Keats’ Endymion: An Eternal Beauty
A Thing of Beauty is a poem written by the famous romantic poet, John Keats. The poem tells about how nature and its wonder mesmerize us and take away all the sorrow that surrounds us from time to time. This poem is an excerpt from Keats’s‟ poem Endymion‟.
The poem is based on a classical Greek myth of the love of the Moon Goddess Cynthia, for a young shepherd prince, Endymion. His poem makes use of allegory to signify the quest of the human soul for ideal Beauty.
(An allegory demonstrative form of representation explaining meaning other than the words that are spoken. Allegory communicates its message using symbolic figures, using symbolic representation.) , Endymion stands for the poet as a man, Cynthia for ideal Beauty, and the Moon for the manifestation of Beauty in Nature.

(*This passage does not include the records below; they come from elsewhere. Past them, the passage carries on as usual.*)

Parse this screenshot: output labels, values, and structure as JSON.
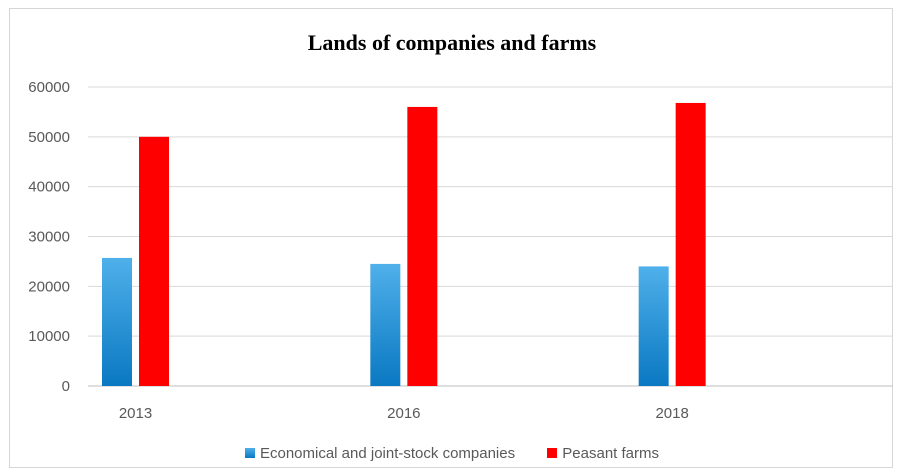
{
  "chart_data": {
    "type": "bar",
    "title": "Lands of companies and farms",
    "categories": [
      "2013",
      "2016",
      "2018"
    ],
    "series": [
      {
        "name": "Economical and joint-stock companies",
        "values": [
          25700,
          24500,
          24000
        ],
        "color": "#1f8fd6"
      },
      {
        "name": "Peasant farms",
        "values": [
          50000,
          56000,
          56800
        ],
        "color": "#ff0000"
      }
    ],
    "ylim": [
      0,
      60000
    ],
    "yticks": [
      "0",
      "10000",
      "20000",
      "30000",
      "40000",
      "50000",
      "60000"
    ],
    "grid": true,
    "legend": "bottom"
  }
}
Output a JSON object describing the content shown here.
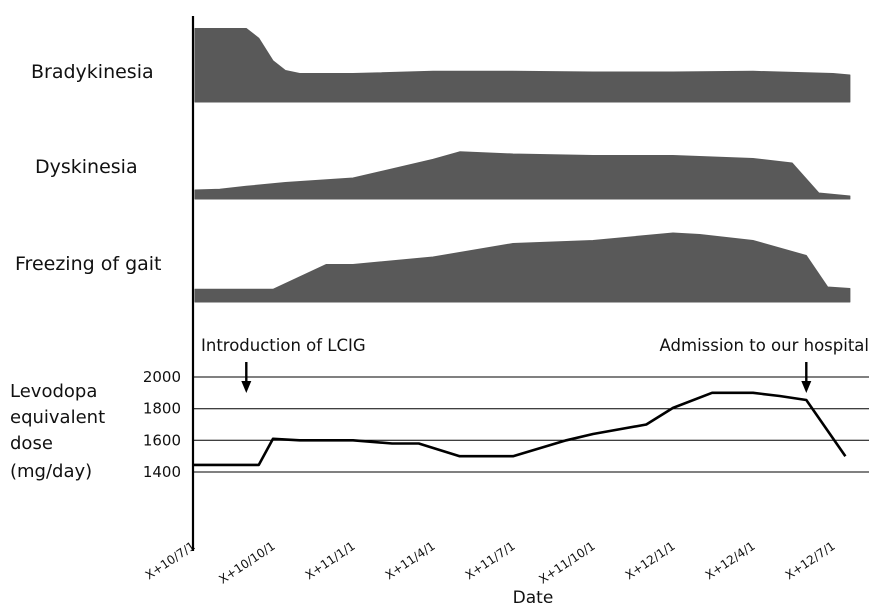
{
  "chart_data": [
    {
      "type": "area",
      "title": "",
      "x_dates": [
        "X+10/7/1",
        "X+10/10/1",
        "X+11/1/1",
        "X+11/4/1",
        "X+11/7/1",
        "X+11/10/1",
        "X+12/1/1",
        "X+12/4/1",
        "X+12/7/1"
      ],
      "series": [
        {
          "name": "Bradykinesia",
          "x": [
            "X+10/6/1",
            "X+10/9/1",
            "X+10/9/15",
            "X+10/10/1",
            "X+10/10/15",
            "X+10/11/1",
            "X+11/1/1",
            "X+11/4/1",
            "X+11/7/1",
            "X+11/10/1",
            "X+12/1/1",
            "X+12/4/1",
            "X+12/7/1",
            "X+12/7/20"
          ],
          "values": [
            0.98,
            0.98,
            0.85,
            0.55,
            0.42,
            0.38,
            0.38,
            0.41,
            0.41,
            0.4,
            0.4,
            0.41,
            0.38,
            0.36
          ]
        },
        {
          "name": "Dyskinesia",
          "x": [
            "X+10/6/1",
            "X+10/8/1",
            "X+10/9/1",
            "X+10/10/15",
            "X+11/1/1",
            "X+11/4/1",
            "X+11/5/1",
            "X+11/7/1",
            "X+11/10/1",
            "X+12/1/1",
            "X+12/4/1",
            "X+12/5/15",
            "X+12/6/15",
            "X+12/7/20"
          ],
          "values": [
            0.12,
            0.13,
            0.17,
            0.22,
            0.28,
            0.53,
            0.63,
            0.6,
            0.58,
            0.58,
            0.54,
            0.48,
            0.08,
            0.04
          ]
        },
        {
          "name": "Freezing of gait",
          "x": [
            "X+10/6/1",
            "X+10/10/1",
            "X+10/12/1",
            "X+11/1/1",
            "X+11/4/1",
            "X+11/7/1",
            "X+11/10/1",
            "X+12/1/1",
            "X+12/2/1",
            "X+12/4/1",
            "X+12/6/1",
            "X+12/6/25",
            "X+12/7/20"
          ],
          "values": [
            0.17,
            0.17,
            0.5,
            0.5,
            0.6,
            0.78,
            0.82,
            0.92,
            0.9,
            0.82,
            0.62,
            0.2,
            0.18
          ]
        }
      ]
    },
    {
      "type": "line",
      "title": "",
      "ylabel": [
        "Levodopa",
        "equivalent",
        "dose",
        " (mg/day)"
      ],
      "xlabel": "Date",
      "yticks": [
        1400,
        1600,
        1800,
        2000
      ],
      "ylim": [
        1400,
        2000
      ],
      "grid": true,
      "x_tick_labels": [
        "X+10/7/1",
        "X+10/10/1",
        "X+11/1/1",
        "X+11/4/1",
        "X+11/7/1",
        "X+11/10/1",
        "X+12/1/1",
        "X+12/4/1",
        "X+12/7/1"
      ],
      "series": [
        {
          "x": [
            "X+10/7/1",
            "X+10/9/15",
            "X+10/10/1",
            "X+10/11/1",
            "X+11/1/1",
            "X+11/2/15",
            "X+11/3/15",
            "X+11/5/1",
            "X+11/7/1",
            "X+11/9/1",
            "X+11/10/1",
            "X+11/12/1",
            "X+12/1/1",
            "X+12/2/15",
            "X+12/4/1",
            "X+12/5/1",
            "X+12/6/1",
            "X+12/7/15"
          ],
          "values": [
            1445,
            1445,
            1610,
            1600,
            1600,
            1580,
            1580,
            1500,
            1500,
            1600,
            1640,
            1700,
            1805,
            1900,
            1900,
            1880,
            1855,
            1500
          ]
        }
      ],
      "annotations": [
        {
          "text": "Introduction of LCIG",
          "x": "X+10/9/1",
          "arrow": "down"
        },
        {
          "text": "Admission to our hospital",
          "x": "X+12/6/1",
          "arrow": "down"
        }
      ]
    }
  ]
}
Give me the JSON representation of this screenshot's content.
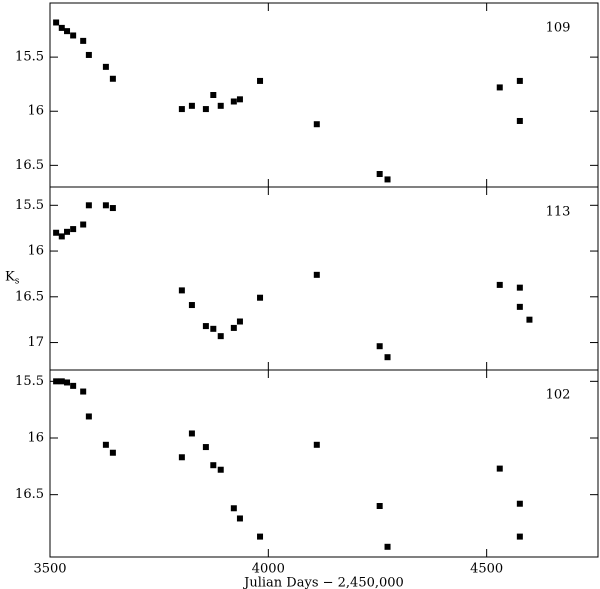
{
  "chart_data": [
    {
      "type": "scatter",
      "label": "109",
      "color": "#000000",
      "x": [
        3514,
        3527,
        3539,
        3553,
        3576,
        3589,
        3628,
        3644,
        3802,
        3825,
        3857,
        3874,
        3891,
        3921,
        3935,
        3981,
        4111,
        4255,
        4273,
        4530,
        4576,
        4576
      ],
      "values": [
        15.18,
        15.23,
        15.26,
        15.3,
        15.35,
        15.48,
        15.59,
        15.7,
        15.98,
        15.95,
        15.98,
        15.85,
        15.95,
        15.91,
        15.89,
        15.72,
        16.12,
        16.58,
        16.63,
        15.78,
        15.72,
        16.09
      ],
      "xlim": [
        3500,
        4755
      ],
      "xticks": [
        3500,
        4000,
        4500
      ],
      "ylim": [
        16.7,
        15.0
      ],
      "yticks": [
        15.5,
        16,
        16.5
      ]
    },
    {
      "type": "scatter",
      "label": "113",
      "color": "#000000",
      "ylabel": "K",
      "ylabel_subscript": "s",
      "x": [
        3514,
        3527,
        3539,
        3553,
        3576,
        3589,
        3628,
        3644,
        3802,
        3825,
        3857,
        3874,
        3891,
        3921,
        3935,
        3981,
        4111,
        4255,
        4273,
        4530,
        4576,
        4576,
        4598
      ],
      "values": [
        15.8,
        15.84,
        15.79,
        15.76,
        15.71,
        15.5,
        15.5,
        15.53,
        16.43,
        16.59,
        16.82,
        16.85,
        16.93,
        16.84,
        16.77,
        16.51,
        16.26,
        17.04,
        17.16,
        16.37,
        16.4,
        16.61,
        16.75
      ],
      "xlim": [
        3500,
        4755
      ],
      "xticks": [
        3500,
        4000,
        4500
      ],
      "ylim": [
        17.3,
        15.3
      ],
      "yticks": [
        15.5,
        16,
        16.5,
        17
      ]
    },
    {
      "type": "scatter",
      "label": "102",
      "color": "#000000",
      "xlabel": "Julian Days − 2,450,000",
      "x": [
        3514,
        3527,
        3539,
        3553,
        3576,
        3589,
        3628,
        3644,
        3802,
        3825,
        3857,
        3874,
        3891,
        3921,
        3935,
        3981,
        4111,
        4255,
        4273,
        4530,
        4576,
        4576
      ],
      "values": [
        15.5,
        15.5,
        15.51,
        15.54,
        15.59,
        15.81,
        16.06,
        16.13,
        16.17,
        15.96,
        16.08,
        16.24,
        16.28,
        16.62,
        16.71,
        16.87,
        16.06,
        16.6,
        16.96,
        16.27,
        16.58,
        16.87
      ],
      "xlim": [
        3500,
        4755
      ],
      "xticks": [
        3500,
        4000,
        4500
      ],
      "xtick_labels": true,
      "ylim": [
        17.05,
        15.4
      ],
      "yticks": [
        15.5,
        16,
        16.5
      ]
    }
  ]
}
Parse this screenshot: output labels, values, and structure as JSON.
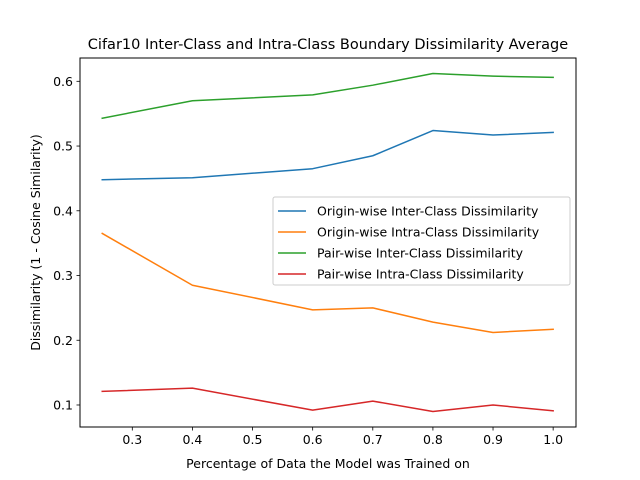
{
  "chart_data": {
    "type": "line",
    "title": "Cifar10 Inter-Class and Intra-Class Boundary Dissimilarity Average",
    "xlabel": "Percentage of Data the Model was Trained on",
    "ylabel": "Dissimilarity (1 - Cosine Similarity)",
    "xlim": [
      0.213,
      1.038
    ],
    "ylim": [
      0.066,
      0.636
    ],
    "xticks": [
      0.3,
      0.4,
      0.5,
      0.6,
      0.7,
      0.8,
      0.9,
      1.0
    ],
    "xtick_labels": [
      "0.3",
      "0.4",
      "0.5",
      "0.6",
      "0.7",
      "0.8",
      "0.9",
      "1.0"
    ],
    "yticks": [
      0.1,
      0.2,
      0.3,
      0.4,
      0.5,
      0.6
    ],
    "ytick_labels": [
      "0.1",
      "0.2",
      "0.3",
      "0.4",
      "0.5",
      "0.6"
    ],
    "grid": false,
    "legend_position": "center-right",
    "x": [
      0.25,
      0.4,
      0.6,
      0.7,
      0.8,
      0.9,
      1.0
    ],
    "series": [
      {
        "name": "Origin-wise Inter-Class Dissimilarity",
        "color": "#1f77b4",
        "values": [
          0.448,
          0.451,
          0.465,
          0.485,
          0.524,
          0.517,
          0.521
        ]
      },
      {
        "name": "Origin-wise Intra-Class Dissimilarity",
        "color": "#ff7f0e",
        "values": [
          0.365,
          0.285,
          0.247,
          0.25,
          0.228,
          0.212,
          0.217
        ]
      },
      {
        "name": "Pair-wise Inter-Class Dissimilarity",
        "color": "#2ca02c",
        "values": [
          0.543,
          0.57,
          0.579,
          0.594,
          0.612,
          0.608,
          0.606
        ]
      },
      {
        "name": "Pair-wise Intra-Class Dissimilarity",
        "color": "#d62728",
        "values": [
          0.121,
          0.126,
          0.092,
          0.106,
          0.09,
          0.1,
          0.091
        ]
      }
    ]
  }
}
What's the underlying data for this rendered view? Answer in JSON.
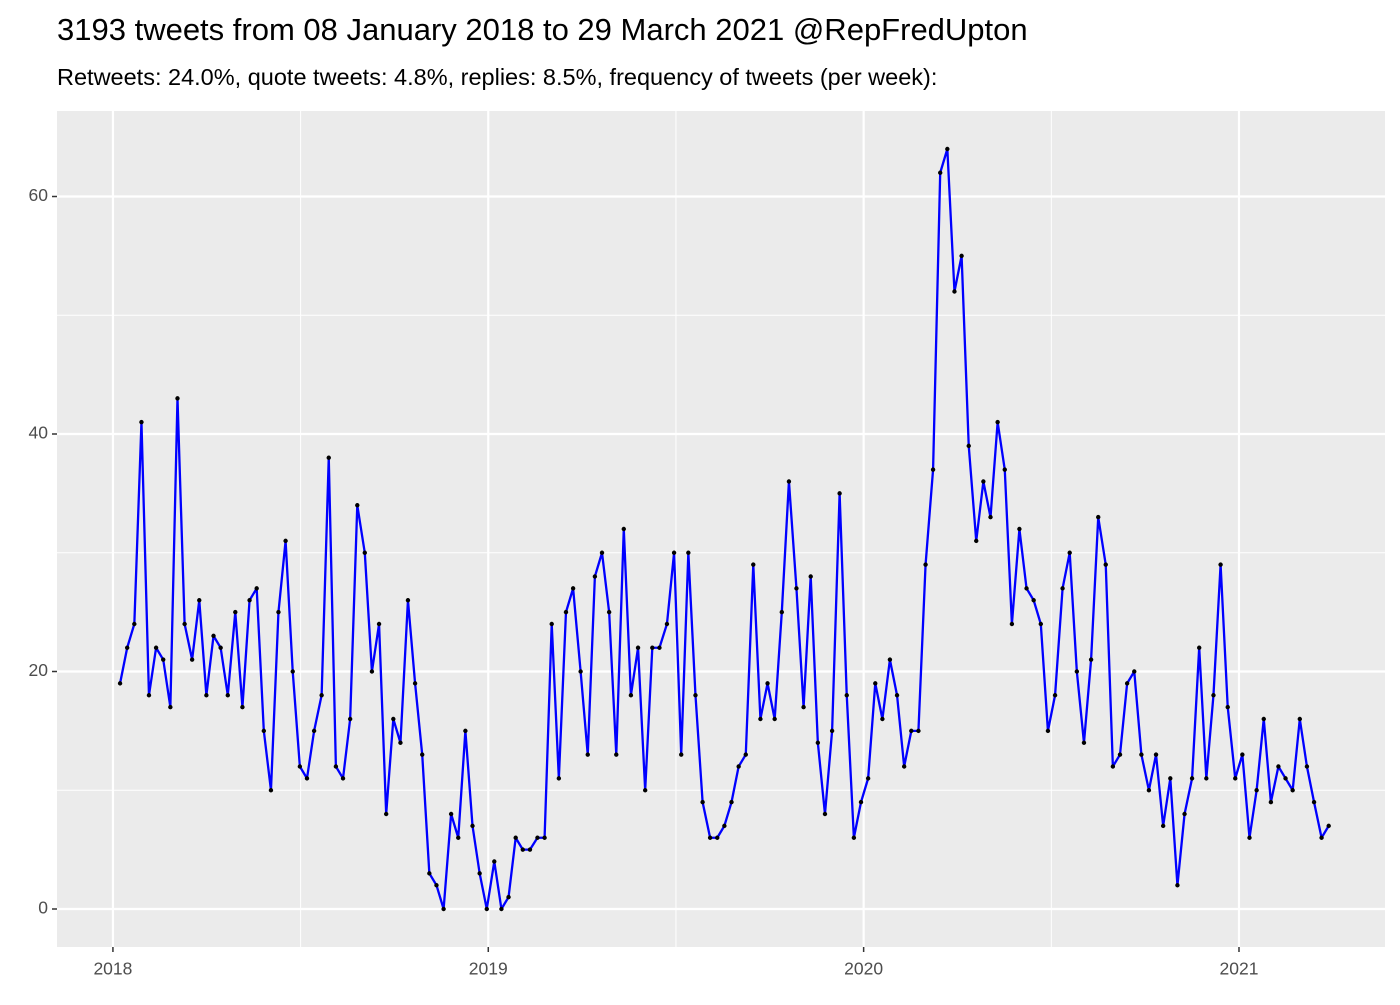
{
  "chart_data": {
    "type": "line",
    "title": "3193 tweets from 08 January 2018 to 29 March 2021 @RepFredUpton",
    "subtitle": "Retweets: 24.0%, quote tweets: 4.8%, replies: 8.5%, frequency of tweets (per week):",
    "x": [
      2018.019,
      2018.038,
      2018.057,
      2018.076,
      2018.096,
      2018.115,
      2018.134,
      2018.153,
      2018.172,
      2018.191,
      2018.211,
      2018.23,
      2018.249,
      2018.268,
      2018.287,
      2018.306,
      2018.326,
      2018.345,
      2018.364,
      2018.383,
      2018.402,
      2018.421,
      2018.441,
      2018.46,
      2018.479,
      2018.498,
      2018.517,
      2018.536,
      2018.556,
      2018.575,
      2018.594,
      2018.613,
      2018.632,
      2018.651,
      2018.671,
      2018.69,
      2018.709,
      2018.728,
      2018.747,
      2018.766,
      2018.786,
      2018.805,
      2018.824,
      2018.843,
      2018.862,
      2018.881,
      2018.901,
      2018.92,
      2018.939,
      2018.958,
      2018.977,
      2018.996,
      2019.016,
      2019.035,
      2019.054,
      2019.073,
      2019.092,
      2019.111,
      2019.131,
      2019.15,
      2019.169,
      2019.188,
      2019.207,
      2019.226,
      2019.246,
      2019.265,
      2019.284,
      2019.303,
      2019.322,
      2019.341,
      2019.361,
      2019.38,
      2019.399,
      2019.418,
      2019.437,
      2019.456,
      2019.476,
      2019.495,
      2019.514,
      2019.533,
      2019.552,
      2019.571,
      2019.591,
      2019.61,
      2019.629,
      2019.648,
      2019.667,
      2019.686,
      2019.706,
      2019.725,
      2019.744,
      2019.763,
      2019.782,
      2019.801,
      2019.821,
      2019.84,
      2019.859,
      2019.878,
      2019.897,
      2019.916,
      2019.936,
      2019.955,
      2019.974,
      2019.993,
      2020.012,
      2020.031,
      2020.05,
      2020.07,
      2020.089,
      2020.108,
      2020.127,
      2020.146,
      2020.165,
      2020.185,
      2020.204,
      2020.223,
      2020.242,
      2020.261,
      2020.28,
      2020.3,
      2020.319,
      2020.338,
      2020.357,
      2020.376,
      2020.395,
      2020.415,
      2020.434,
      2020.453,
      2020.472,
      2020.491,
      2020.51,
      2020.53,
      2020.549,
      2020.568,
      2020.587,
      2020.606,
      2020.625,
      2020.645,
      2020.664,
      2020.683,
      2020.702,
      2020.721,
      2020.74,
      2020.76,
      2020.779,
      2020.798,
      2020.817,
      2020.836,
      2020.855,
      2020.875,
      2020.894,
      2020.913,
      2020.932,
      2020.951,
      2020.97,
      2020.99,
      2021.009,
      2021.028,
      2021.047,
      2021.066,
      2021.085,
      2021.105,
      2021.124,
      2021.143,
      2021.162,
      2021.181,
      2021.2,
      2021.22,
      2021.239
    ],
    "series": [
      {
        "color": "#0000ff",
        "point_color": "#000000",
        "values": [
          19,
          22,
          24,
          41,
          18,
          22,
          21,
          17,
          43,
          24,
          21,
          26,
          18,
          23,
          22,
          18,
          25,
          17,
          26,
          27,
          15,
          10,
          25,
          31,
          20,
          12,
          11,
          15,
          18,
          38,
          12,
          11,
          16,
          34,
          30,
          20,
          24,
          8,
          16,
          14,
          26,
          19,
          13,
          3,
          2,
          0,
          8,
          6,
          15,
          7,
          3,
          0,
          4,
          0,
          1,
          6,
          5,
          5,
          6,
          6,
          24,
          11,
          25,
          27,
          20,
          13,
          28,
          30,
          25,
          13,
          32,
          18,
          22,
          10,
          22,
          22,
          24,
          30,
          13,
          30,
          18,
          9,
          6,
          6,
          7,
          9,
          12,
          13,
          29,
          16,
          19,
          16,
          25,
          36,
          27,
          17,
          28,
          14,
          8,
          15,
          35,
          18,
          6,
          9,
          11,
          19,
          16,
          21,
          18,
          12,
          15,
          15,
          29,
          37,
          62,
          64,
          52,
          55,
          39,
          31,
          36,
          33,
          41,
          37,
          24,
          32,
          27,
          26,
          24,
          15,
          18,
          27,
          30,
          20,
          14,
          21,
          33,
          29,
          12,
          13,
          19,
          20,
          13,
          10,
          13,
          7,
          11,
          2,
          8,
          11,
          22,
          11,
          18,
          29,
          17,
          11,
          13,
          6,
          10,
          16,
          9,
          12,
          11,
          10,
          16,
          12,
          9,
          6,
          7
        ]
      }
    ],
    "xlim": [
      2017.851,
      2021.389
    ],
    "xticks": [
      2018,
      2019,
      2020,
      2021
    ],
    "x_minor_grid": [
      2018.5,
      2019.5,
      2020.5
    ],
    "ylim": [
      -3.2,
      67.2
    ],
    "yticks": [
      0,
      20,
      40,
      60
    ],
    "y_minor_grid": [
      10,
      30,
      50
    ],
    "grid": true
  }
}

The theme of the poem rests in the opening line of the poem. A beautiful object is treasured in our mind because it provides us with minds and everlasting joy. His happiness never fades into nothingness but multiplies manifold whenever it flashes into our minds.
Endymion is an epic poem in English. This poem by Keats is based on the Greek mythology of Endymion, the shepherd beloved by the moon goddess Selene. We see an elaboration of the original story and the moon Goddess Selene is named “Cynthia”.
Keats’ Endymion: An Eternal Beauty
This poem Endymion’s original romantic ardor with a more universal quest for a self-destroying transcendence in which he might achieve a blissful personal unity with all creation. Endymion in Greek mythology is a story of a handsome youth who spent much of his life sleeping.
There are different views related to Endymion. According to some traditions Endymion was the king of Elis. Several traditions say that he was offered by Zeus to choose anything he might desire and Endymion to remain young for an everlasting sleep.
While some tradition says Endymion’s eternal sleep was a punishment given by Zeus because Endymion fell in love with Zeus’s wife Hera. Selene was deeply in love with Endymion, some say Selene had cursed Endymion into everlasting sleep so that she can enjoy him all by herself. Selene’s love for Endymion made her visit him every night while he was asleep.
But in the poem Keats, emphasizes Endymion’s love for Diana rather than hers for him. Keats transformed this tale into prose to express the loves that have been felt on imaginative longings. This theme of love is determined in the adventure of the Endymion quest by Diana. In the search for Diana, Endymion falls in love with an earthly maiden. But in the end, Diana and the earthly maid, turn out to be the same.
Keats describes a thing of beauty as emanating joy forever. Beauty only increases and it will never cease. The benefits proffered by a thing of beauty are listed as giving sound rest with good dreams and well-being. The earth minus the beautiful things is a despondent, spiteful place thriving in callous insensitive dearth and is harsh toward human beings.
Every day human beings face gloomy days packed with unhealthy spite and darkness. However, despite all this, a thing of beauty helps remove the dark cloud that burdens our souls. Hence, the poet says that we – human beings – each day create an ornate band, made of all the lovely things we see. This band keeps us bound to the despondent earth – as we would otherwise be hopeless.
This closing paragraph simply tells us some of the beautiful things on Earth. After all, beauty lies in the eyes of the beholder – Everyone can highlight something beautiful in anything. The examples cited by the poet are as such: the sun, the moon, trees, flowers, streams, musk-rose blooms, architectural sepulchers, even fairy tales or and heroic legends.
The ‘simple sheep’ are human beings – the poet sympathizes with the innocence of human beings. Keats sees the beauty in innocent humans seeking solace in nature, and Mother Nature in its way sprouts a shade of relief and consolation. The expression „Lily of the valley‟ is quite well known and rouses images of a delicate lone white flower holding up its head amidst a setting of thorns and barbs and everything contrary in nature to delicateness – so too are the daffodils mentioned in the poem.
The poet also sees beauty in the death of martyrs and legends. ‘The mighty dead’ are those martyrs who have died bravely for a cause. We honor them by erecting magnificent, grand sepulchers in which beauty is seen. If one looks around, there are innumerable beautiful things to notice – they seem to flow immortally as a fountain, from the gods above to help the pitiable human beings to cope with the harshness of life.